Pour Eve Shahsahani, les chiffres sont également à relativiser car certaines nationalités, qui ont vu leur part exploser ces dernières années, bénéficient d’un fort taux d’acceptation. C’est le cas des Syriens ou des Irakiens, qui ont déposé respectivement 3 403 et 2 145 demandes en 2015, et ont obtenu l’asile dans 97% des cas. Point noir de l’Ofpra, les délivrances d’actes d’état civil, une fois le statut de réfugié reconnu. Le délai légal est fixé à trois mois, mais il est aujourd’hui largement dépassé. La délivrance de ce document permet, entre autres, aux réfugiés de faire une demande de regroupement familial, une demande de RSA, de logement social, de bénéficier d’une aide à la réinsertion etc.

 

Le recours devant la Cour nationale du droit d’asile

 

Libération 3Audience à la Cour nationale du droit d’asile, en septembre 2013. (Photo Marc Chaumeil)

Si la décision de l’Ofpra est négative, le demandeur d’asile peut faire un recours devant laCNDA. Il a un mois pour l’envoyer et peut bénéficier d’une aide juridictionnelle en en faisant la demande dans un délai de quinze jours. C’est lors d’une audience à Montreuil, devant trois magistrats de la Cour nationale du droit d’asile, la juridiction administrative de France qui traite le plus de dossiers, que le demandeur d’asile doit expliquer pourquoi il conteste la décision de l’Ofpra. L’audience est présidée par un magistrat professionnel, accompagné par deux assesseurs, dont un représentant le Haut-Commissariat des Nations unies pour les réfugiés (UNCHR). L’an dernier, la CNDA a vu son activité augmenter puisqu’elle a enregistré 38 674 recours. Les juges ont cinq mois pour statuer sur le réexamen. En cas de procédure accélérée, le délai est réduit à cinq semaines et la décision est prise par un juge unique.

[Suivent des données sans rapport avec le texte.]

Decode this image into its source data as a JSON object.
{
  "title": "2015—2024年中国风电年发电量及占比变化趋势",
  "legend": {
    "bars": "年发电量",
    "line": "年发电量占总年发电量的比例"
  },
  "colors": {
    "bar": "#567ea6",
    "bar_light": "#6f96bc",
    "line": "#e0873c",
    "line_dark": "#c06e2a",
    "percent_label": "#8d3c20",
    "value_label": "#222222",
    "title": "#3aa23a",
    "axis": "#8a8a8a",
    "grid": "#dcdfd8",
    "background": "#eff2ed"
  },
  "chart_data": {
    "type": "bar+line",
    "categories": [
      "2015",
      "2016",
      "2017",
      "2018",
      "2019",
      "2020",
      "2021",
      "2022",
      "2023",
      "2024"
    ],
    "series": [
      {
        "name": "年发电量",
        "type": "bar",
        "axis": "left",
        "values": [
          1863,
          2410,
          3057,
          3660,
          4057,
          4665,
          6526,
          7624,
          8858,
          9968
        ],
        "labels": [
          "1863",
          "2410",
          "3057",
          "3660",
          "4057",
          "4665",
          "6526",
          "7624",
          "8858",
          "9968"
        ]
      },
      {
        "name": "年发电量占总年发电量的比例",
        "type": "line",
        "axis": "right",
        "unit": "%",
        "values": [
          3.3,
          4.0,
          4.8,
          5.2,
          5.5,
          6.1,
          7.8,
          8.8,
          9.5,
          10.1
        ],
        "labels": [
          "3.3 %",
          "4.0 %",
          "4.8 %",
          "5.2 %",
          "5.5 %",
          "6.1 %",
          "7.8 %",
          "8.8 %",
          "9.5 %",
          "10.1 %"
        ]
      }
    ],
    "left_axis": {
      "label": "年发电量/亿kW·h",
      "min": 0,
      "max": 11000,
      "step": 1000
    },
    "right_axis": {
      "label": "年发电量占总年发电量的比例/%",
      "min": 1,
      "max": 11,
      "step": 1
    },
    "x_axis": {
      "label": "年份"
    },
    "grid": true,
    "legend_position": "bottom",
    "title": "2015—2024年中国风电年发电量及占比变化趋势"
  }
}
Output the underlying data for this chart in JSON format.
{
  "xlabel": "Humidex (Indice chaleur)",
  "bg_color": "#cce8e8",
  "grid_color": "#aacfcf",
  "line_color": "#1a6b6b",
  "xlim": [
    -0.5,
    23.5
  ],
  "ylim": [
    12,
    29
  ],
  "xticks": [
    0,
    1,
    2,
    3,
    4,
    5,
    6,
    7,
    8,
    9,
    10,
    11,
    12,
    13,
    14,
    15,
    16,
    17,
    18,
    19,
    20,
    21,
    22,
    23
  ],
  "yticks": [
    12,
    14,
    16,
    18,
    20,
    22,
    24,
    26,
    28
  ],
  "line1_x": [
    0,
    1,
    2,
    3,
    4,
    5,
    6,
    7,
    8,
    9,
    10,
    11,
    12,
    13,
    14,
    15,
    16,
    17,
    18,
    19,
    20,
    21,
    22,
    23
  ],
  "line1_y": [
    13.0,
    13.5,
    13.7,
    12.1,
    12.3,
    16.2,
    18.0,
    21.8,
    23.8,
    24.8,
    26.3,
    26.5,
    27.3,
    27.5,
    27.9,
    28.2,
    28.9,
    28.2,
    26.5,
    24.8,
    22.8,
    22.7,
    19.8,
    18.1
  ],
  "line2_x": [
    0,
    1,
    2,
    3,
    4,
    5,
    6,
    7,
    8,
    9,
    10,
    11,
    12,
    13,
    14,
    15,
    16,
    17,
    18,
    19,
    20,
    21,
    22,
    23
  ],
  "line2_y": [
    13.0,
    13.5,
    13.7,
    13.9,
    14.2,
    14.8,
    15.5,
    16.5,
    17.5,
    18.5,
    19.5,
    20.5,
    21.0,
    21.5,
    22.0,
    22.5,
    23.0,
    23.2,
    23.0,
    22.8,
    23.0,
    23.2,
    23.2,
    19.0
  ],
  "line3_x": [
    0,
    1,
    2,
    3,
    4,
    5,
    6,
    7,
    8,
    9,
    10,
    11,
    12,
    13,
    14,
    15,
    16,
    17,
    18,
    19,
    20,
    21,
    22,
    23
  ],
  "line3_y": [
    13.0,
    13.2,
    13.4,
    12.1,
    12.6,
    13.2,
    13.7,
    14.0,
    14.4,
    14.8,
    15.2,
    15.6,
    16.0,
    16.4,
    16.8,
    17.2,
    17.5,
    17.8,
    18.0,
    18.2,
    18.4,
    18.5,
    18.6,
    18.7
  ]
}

« Moins de moyens, moins de temps, cela peut être préjudiciable », explique Eve Shashahani. En 2015, la CNDA a accordé la protection à 8% des personnes ayant lancé un recours. Le délai moyen de jugement était fixé à 7 mois et 17 jours fin 2015, un temps qui s’est allongé. Si la CNDA refuse de revenir sur la première décision, la personne est déboutée du droit d’asile et peut faire l’objet d’une OQTF (Obligation de quitter le territoire français). Le débouté peut aussi demander un réexamen sous un autre statut tel qu’« étranger malade » ou une carte de séjour de travail etc. Dans ce cas, c’est le préfet qui prendra la décision.